Efficiency snapshot (post-trained fashions):
Mannequin | Params | Prepare tokens (T) | MATH500 | GSM8K | AIME’24 | AIME’25 | LiveCodeBench |
---|---|---|---|---|---|---|---|
MobileLLM-R1-950M | 0.949B | 4.2 | 74.0 | 67.5 | 15.5 | 16.3 | 19.9 |
Qwen3-0.6B | 0.596B | 36.0 | 73.0 | 79.2 | 11.3 | 17.0 | 14.9 |
SmolLM2-1.7B-Instruct | 1.71B | ~11.0 | 19.2 | 41.8 | 0.3 | 0.1 | 4.4 |
OLMo-2-1B-Instruct | 1.48B | ~3.95 | 19.2 | 69.7 | 0.6 | 0.1 | 0.0 |
Key observations:
- R1-950M matches Qwen3-0.6B in math (74.0 vs 73.0) whereas requiring ~8.6× fewer tokens.
- Efficiency gaps vs SmolLM2 and OLMo are substantial throughout reasoning duties.
- Qwen3 maintains an edge in GSM8K, however the distinction is small in comparison with the coaching effectivity benefit.
Abstract
Meta’s MobileLLM-R1 underscores a development towards smaller, domain-optimized fashions that ship aggressive reasoning with out huge coaching budgets. By reaching 2×–5× efficiency features over bigger open fashions whereas coaching on a fraction of the info, it demonstrates that effectivity—not simply scale—will outline the following section of LLM deployment, particularly for math, coding, and scientific use circumstances on edge gadgets.

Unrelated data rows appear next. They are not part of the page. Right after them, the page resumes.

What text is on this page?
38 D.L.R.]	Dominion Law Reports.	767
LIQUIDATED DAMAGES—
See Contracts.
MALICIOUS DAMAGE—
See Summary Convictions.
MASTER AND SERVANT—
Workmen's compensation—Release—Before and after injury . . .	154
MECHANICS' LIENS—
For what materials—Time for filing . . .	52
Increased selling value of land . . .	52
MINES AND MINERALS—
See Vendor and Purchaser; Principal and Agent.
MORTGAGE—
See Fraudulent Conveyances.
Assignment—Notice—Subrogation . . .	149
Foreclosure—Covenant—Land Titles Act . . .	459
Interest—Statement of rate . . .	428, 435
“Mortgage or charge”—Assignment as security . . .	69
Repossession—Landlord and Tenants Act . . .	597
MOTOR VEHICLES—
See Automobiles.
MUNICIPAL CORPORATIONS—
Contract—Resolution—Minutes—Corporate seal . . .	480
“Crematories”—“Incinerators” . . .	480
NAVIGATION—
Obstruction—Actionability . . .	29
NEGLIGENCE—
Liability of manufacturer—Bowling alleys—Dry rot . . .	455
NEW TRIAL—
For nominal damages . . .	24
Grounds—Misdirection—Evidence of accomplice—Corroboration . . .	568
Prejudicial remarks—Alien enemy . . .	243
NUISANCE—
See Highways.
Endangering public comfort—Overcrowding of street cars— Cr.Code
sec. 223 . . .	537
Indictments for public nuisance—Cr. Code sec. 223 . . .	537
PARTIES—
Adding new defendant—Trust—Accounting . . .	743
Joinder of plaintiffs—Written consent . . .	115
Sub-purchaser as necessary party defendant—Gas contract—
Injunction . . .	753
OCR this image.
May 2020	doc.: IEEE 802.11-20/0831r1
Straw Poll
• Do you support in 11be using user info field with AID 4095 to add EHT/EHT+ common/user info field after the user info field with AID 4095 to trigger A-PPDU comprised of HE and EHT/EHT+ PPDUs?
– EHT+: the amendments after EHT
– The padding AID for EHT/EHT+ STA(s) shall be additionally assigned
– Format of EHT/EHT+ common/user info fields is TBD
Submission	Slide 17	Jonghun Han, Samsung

Take a look at the Model on Hugging Face. Be at liberty to take a look at our GitHub Page for Tutorials, Codes and Notebooks. Additionally, be at liberty to comply with us on Twitter and don’t overlook to affix our 100k+ ML SubReddit and Subscribe to our Newsletter.

Asif Razzaq is the CEO of Marktechpost Media Inc.. As a visionary entrepreneur and engineer, Asif is dedicated to harnessing the potential of Synthetic Intelligence for social good. His most up-to-date endeavor is the launch of an Synthetic Intelligence Media Platform, Marktechpost, which stands out for its in-depth protection of machine studying and deep studying information that’s each technically sound and simply comprehensible by a large viewers. The platform boasts of over 2 million month-to-month views, illustrating its reputation amongst audiences.